A VICTORY for residents’ safety.

That is how Otley’s MP has described a decision that will allow a bollard and camera-based traffic control system to remain in place at Garnett Wharfe.

Introducing measures to control access to the housing development - especially during a flood - was one of the conditions when planning permission was granted for the redevelopment of the former Garnett paper mills site.

Developer Barratt and David Wilson Homes Yorkshire West told Leeds City Council in 2018 that it intended to use an automated number plate recognition and raising bollard system (ANPR) to achieve those goals.

But when it applied for permission in 2019 - after starting work - the council refused, saying it wanted a system that used a ‘bus lane enforcement camera’. This alarmed residents, who questioned the effectiveness of the bollard-less scheme, while the developer appealed.

That appeal has now been successful and MP Alex Sobel (Lab, Leeds North West) has hailed the result.

He said: “I am delighted our objections have been successful and that the safety of residents has prevailed in this case.
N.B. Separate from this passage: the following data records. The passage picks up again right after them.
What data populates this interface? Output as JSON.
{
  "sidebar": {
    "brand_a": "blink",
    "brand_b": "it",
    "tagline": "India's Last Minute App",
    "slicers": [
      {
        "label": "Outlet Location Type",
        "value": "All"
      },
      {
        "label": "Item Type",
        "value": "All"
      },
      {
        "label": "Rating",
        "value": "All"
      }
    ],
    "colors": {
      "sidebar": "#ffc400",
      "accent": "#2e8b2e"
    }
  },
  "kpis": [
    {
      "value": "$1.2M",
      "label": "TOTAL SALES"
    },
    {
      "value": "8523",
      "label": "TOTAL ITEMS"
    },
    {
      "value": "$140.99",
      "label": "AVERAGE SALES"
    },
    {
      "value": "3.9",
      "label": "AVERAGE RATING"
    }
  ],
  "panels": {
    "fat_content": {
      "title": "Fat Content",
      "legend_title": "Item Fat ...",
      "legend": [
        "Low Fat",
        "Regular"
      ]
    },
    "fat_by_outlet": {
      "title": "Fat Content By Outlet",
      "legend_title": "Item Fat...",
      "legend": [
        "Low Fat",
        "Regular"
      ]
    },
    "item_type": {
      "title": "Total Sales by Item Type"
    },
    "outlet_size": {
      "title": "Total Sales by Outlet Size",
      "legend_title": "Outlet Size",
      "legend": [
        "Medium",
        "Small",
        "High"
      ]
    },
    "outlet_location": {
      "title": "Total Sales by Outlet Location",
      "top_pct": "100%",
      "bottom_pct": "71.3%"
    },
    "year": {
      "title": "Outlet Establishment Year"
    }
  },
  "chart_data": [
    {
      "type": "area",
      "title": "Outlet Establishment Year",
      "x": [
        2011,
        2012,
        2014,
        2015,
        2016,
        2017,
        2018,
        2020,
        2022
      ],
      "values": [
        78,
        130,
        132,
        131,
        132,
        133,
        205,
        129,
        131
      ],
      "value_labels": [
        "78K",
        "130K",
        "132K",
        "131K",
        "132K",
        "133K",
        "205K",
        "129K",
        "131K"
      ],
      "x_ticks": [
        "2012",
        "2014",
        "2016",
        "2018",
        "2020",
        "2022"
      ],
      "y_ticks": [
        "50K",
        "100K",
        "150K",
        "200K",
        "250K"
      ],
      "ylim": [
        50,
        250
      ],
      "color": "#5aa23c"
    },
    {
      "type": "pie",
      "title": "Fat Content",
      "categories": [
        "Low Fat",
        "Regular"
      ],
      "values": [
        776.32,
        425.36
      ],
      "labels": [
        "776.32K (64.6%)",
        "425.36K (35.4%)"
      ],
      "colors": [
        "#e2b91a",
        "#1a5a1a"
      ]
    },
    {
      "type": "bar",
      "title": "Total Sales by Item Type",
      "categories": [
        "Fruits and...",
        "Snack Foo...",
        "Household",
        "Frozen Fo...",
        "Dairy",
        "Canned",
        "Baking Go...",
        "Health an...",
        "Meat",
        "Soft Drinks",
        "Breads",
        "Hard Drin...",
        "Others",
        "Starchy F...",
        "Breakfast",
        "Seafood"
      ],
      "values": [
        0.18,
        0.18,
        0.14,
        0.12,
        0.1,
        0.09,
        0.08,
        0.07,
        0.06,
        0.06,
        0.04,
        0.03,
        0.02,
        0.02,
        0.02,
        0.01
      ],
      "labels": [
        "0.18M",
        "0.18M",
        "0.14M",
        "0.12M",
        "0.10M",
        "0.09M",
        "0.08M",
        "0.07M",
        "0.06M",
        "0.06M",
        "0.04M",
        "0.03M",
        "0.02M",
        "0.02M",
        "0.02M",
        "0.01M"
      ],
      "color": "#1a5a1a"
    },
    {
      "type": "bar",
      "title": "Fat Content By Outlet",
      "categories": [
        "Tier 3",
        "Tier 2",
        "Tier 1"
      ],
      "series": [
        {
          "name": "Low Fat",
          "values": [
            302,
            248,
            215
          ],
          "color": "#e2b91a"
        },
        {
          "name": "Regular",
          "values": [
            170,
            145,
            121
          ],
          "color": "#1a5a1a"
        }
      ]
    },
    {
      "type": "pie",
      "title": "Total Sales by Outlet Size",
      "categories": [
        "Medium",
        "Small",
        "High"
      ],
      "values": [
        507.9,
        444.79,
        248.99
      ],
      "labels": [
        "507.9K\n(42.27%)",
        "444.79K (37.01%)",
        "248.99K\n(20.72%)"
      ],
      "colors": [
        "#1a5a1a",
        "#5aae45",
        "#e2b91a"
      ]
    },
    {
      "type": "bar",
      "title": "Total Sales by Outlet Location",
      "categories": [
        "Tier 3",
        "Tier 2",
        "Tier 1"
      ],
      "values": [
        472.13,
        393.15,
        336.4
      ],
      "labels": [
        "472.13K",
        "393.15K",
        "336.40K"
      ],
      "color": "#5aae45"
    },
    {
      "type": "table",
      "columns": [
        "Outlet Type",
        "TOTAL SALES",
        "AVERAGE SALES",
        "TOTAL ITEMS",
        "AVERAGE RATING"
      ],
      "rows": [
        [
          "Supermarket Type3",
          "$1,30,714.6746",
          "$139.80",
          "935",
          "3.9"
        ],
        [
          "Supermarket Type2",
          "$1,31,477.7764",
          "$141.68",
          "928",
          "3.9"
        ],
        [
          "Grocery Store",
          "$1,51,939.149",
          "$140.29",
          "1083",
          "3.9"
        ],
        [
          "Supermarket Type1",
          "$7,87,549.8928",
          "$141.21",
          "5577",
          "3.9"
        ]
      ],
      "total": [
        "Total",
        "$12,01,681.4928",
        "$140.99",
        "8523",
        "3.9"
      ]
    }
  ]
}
We have had several exchanges with highways officers and have implored them to hear the concerns of the residents around the safety of the estate.

“There are many young families who live in Garnett Wharfe and it is vitally important that they feel safe.

“Despite assurances to the contrary, I was convinced that any changes to the bollards would result in an increased risk of through-traffic which would have been of great concern.

“It was hard fought but I am thankful the right decision has been made.”

Inspector Diane Cragg, in her report, raised doubts about the council’s camera-based proposal. In contrast, she cited the positives of the bollard system, concluding that it had ‘been designed to recognise vehicles and allow selective vehicle access through the development site in accordance with the planning condition’.

She added: “There are also measures in place to allow emergency vehicles to gain access from either side of the bollards and to manage a rapid response to maintenance in case of a fault in the system being identified. The bollards (also) form a barrier to accessing Mill Lane in the event of flood.”